Ich glaube kaum, dass man noch expliziter als RasenBallsport zur Darstellung bringen kann, wie sehr einem lokale Besonderheiten, das Profil und die Philosophie eines bestimmten Trainers sowie die typischen Versatzstücke, die zu der Begeisterung führen, die eine bestimmte Sportart erst zu einem Publikumsmagneten macht, am Hintern locker vorbeischrammen. Die haben ja zum Beispiel sofort damit gedroht, den Osten wieder in die (vorgebliche) Nichtigkeit des Amateurfussballs zurücksinken zu lassen, als es zum ersten Mal Stress mit der Lizenz gab. Die kaufen sich Spieler und verschieben die wie ein Tütensuppenhersteller, welcher seine Produktpalette optimieren möchte, seine Zwischenhändler. Die spielen am Ende einen Fussball, der gar nichts mit den individuellen Bedingungen zu tun hat, sondern einfach nur das Dauer-Speed-Gefühl nachvollziehen soll, welches deren Gesöff angeblich auch auslöst.
Deshalb geht es vielleicht gerade auch nicht mehr weiter, denn das elegante Anrennen hat auf einem Acker wie Aue gegen einen Haufen entschlossener Eisenfüsse eine natürlich erfühlbare physikalische Grenze.

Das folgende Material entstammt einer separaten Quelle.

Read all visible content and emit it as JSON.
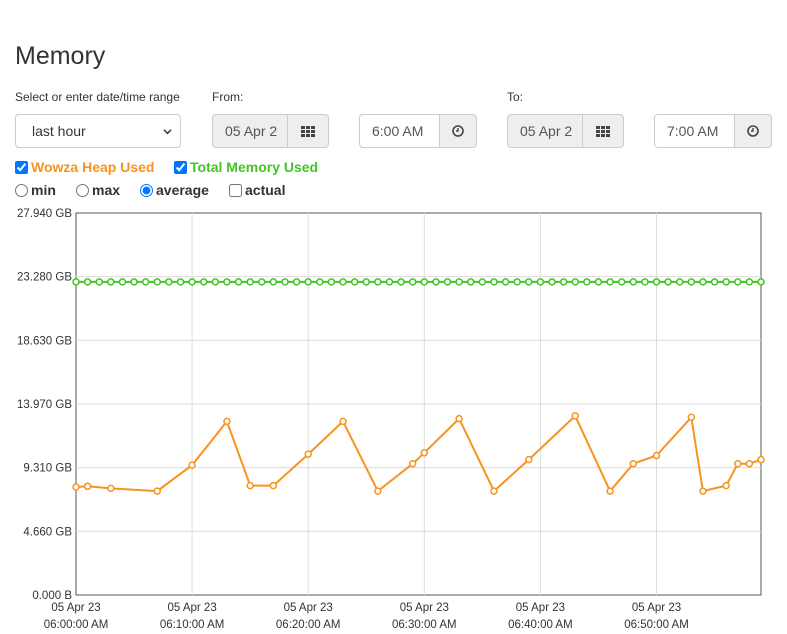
{
  "page": {
    "title": "Memory"
  },
  "range": {
    "label": "Select or enter date/time range",
    "selected": "last hour",
    "from_label": "From:",
    "from_date": "05 Apr 2",
    "from_time": "6:00 AM",
    "to_label": "To:",
    "to_date": "05 Apr 2",
    "to_time": "7:00 AM"
  },
  "series_toggles": [
    {
      "label": "Wowza Heap Used",
      "checked": true,
      "color": "#f7931e"
    },
    {
      "label": "Total Memory Used",
      "checked": true,
      "color": "#44c424"
    }
  ],
  "aggregation": {
    "options": [
      "min",
      "max",
      "average"
    ],
    "selected": "average",
    "actual_label": "actual",
    "actual_checked": false
  },
  "icons": {
    "calendar": "calendar-grid-icon",
    "clock": "clock-icon",
    "dropdown": "chevron-down-icon"
  },
  "chart_data": {
    "type": "line",
    "y_ticks": [
      "0.000 B",
      "4.660 GB",
      "9.310 GB",
      "13.970 GB",
      "18.630 GB",
      "23.280 GB",
      "27.940 GB"
    ],
    "ylim": [
      0,
      27.94
    ],
    "xlim_minutes": [
      0,
      59
    ],
    "x_ticks": [
      {
        "date": "05 Apr 23",
        "time": "06:00:00 AM",
        "minute": 0
      },
      {
        "date": "05 Apr 23",
        "time": "06:10:00 AM",
        "minute": 10
      },
      {
        "date": "05 Apr 23",
        "time": "06:20:00 AM",
        "minute": 20
      },
      {
        "date": "05 Apr 23",
        "time": "06:30:00 AM",
        "minute": 30
      },
      {
        "date": "05 Apr 23",
        "time": "06:40:00 AM",
        "minute": 40
      },
      {
        "date": "05 Apr 23",
        "time": "06:50:00 AM",
        "minute": 50
      }
    ],
    "grid": true,
    "series": [
      {
        "name": "Total Memory Used",
        "color": "#44c424",
        "x": [
          0,
          1,
          2,
          3,
          4,
          5,
          6,
          7,
          8,
          9,
          10,
          11,
          12,
          13,
          14,
          15,
          16,
          17,
          18,
          19,
          20,
          21,
          22,
          23,
          24,
          25,
          26,
          27,
          28,
          29,
          30,
          31,
          32,
          33,
          34,
          35,
          36,
          37,
          38,
          39,
          40,
          41,
          42,
          43,
          44,
          45,
          46,
          47,
          48,
          49,
          50,
          51,
          52,
          53,
          54,
          55,
          56,
          57,
          58,
          59
        ],
        "values": [
          22.9,
          22.9,
          22.9,
          22.9,
          22.9,
          22.9,
          22.9,
          22.9,
          22.9,
          22.9,
          22.9,
          22.9,
          22.9,
          22.9,
          22.9,
          22.9,
          22.9,
          22.9,
          22.9,
          22.9,
          22.9,
          22.9,
          22.9,
          22.9,
          22.9,
          22.9,
          22.9,
          22.9,
          22.9,
          22.9,
          22.9,
          22.9,
          22.9,
          22.9,
          22.9,
          22.9,
          22.9,
          22.9,
          22.9,
          22.9,
          22.9,
          22.9,
          22.9,
          22.9,
          22.9,
          22.9,
          22.9,
          22.9,
          22.9,
          22.9,
          22.9,
          22.9,
          22.9,
          22.9,
          22.9,
          22.9,
          22.9,
          22.9,
          22.9,
          22.9
        ]
      },
      {
        "name": "Wowza Heap Used",
        "color": "#f7931e",
        "x": [
          0,
          1,
          3,
          7,
          10,
          13,
          15,
          17,
          20,
          23,
          26,
          29,
          30,
          33,
          36,
          39,
          43,
          46,
          48,
          50,
          53,
          54,
          56,
          57,
          58,
          59
        ],
        "values": [
          7.9,
          7.95,
          7.8,
          7.6,
          9.5,
          12.7,
          8.0,
          8.0,
          10.3,
          12.7,
          7.6,
          9.6,
          10.4,
          12.9,
          7.6,
          9.9,
          13.1,
          7.6,
          9.6,
          10.2,
          13.0,
          7.6,
          8.0,
          9.6,
          9.6,
          9.9
        ]
      }
    ]
  }
}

Wenn Fussball etwas bedeuten soll, ist die Unabwägbarkeit dessen, was am Ende bei einem Spiel herauskommt, das A und O. Ich glaube, dass ein Tuchel oder ein Hecking für so etwas ein Bauchgefühl haben. Dieses Bauchgefühl braucht, finde ich, jeder Klassetrainer. Und die Leute, die Fussball sehen, sind davon begeistert, wenn eine Rechnung, die wild aus Analyse plus Bauchgefühl zusammengemischt ist, aufgeht. Solche Unwägbarkeiten kann sich RasenBallsport aber mittelfristig nicht leisten. Darum haben sie Angestellte wie den Ex-Fussballprofessor Rangnick. Solche, wie sie am Ende gerade an ihrem verkopften Perfektionismus immer wieder scheitern, siehe auch Felix Magath.
Man sieht immer wieder, wie Kleinigkeiten, individuelle Aussetzer oder Genietaten beim Fussball auf einmal alles bestimmen. Allein schon die Ansage, dass man bestimmte Rangordungen nur per Planspiel herzustellen gedenkt, ist eine hanebüchene Perversion der Erwartungen der zahlreichen Fans und Anhänger. Nichts ist im Sport noch langweiliger, als Erwartbarkeit oder eine Dominanz, gegen die man nicht aufkommt. Nichts ist aber auch kurzlebiger.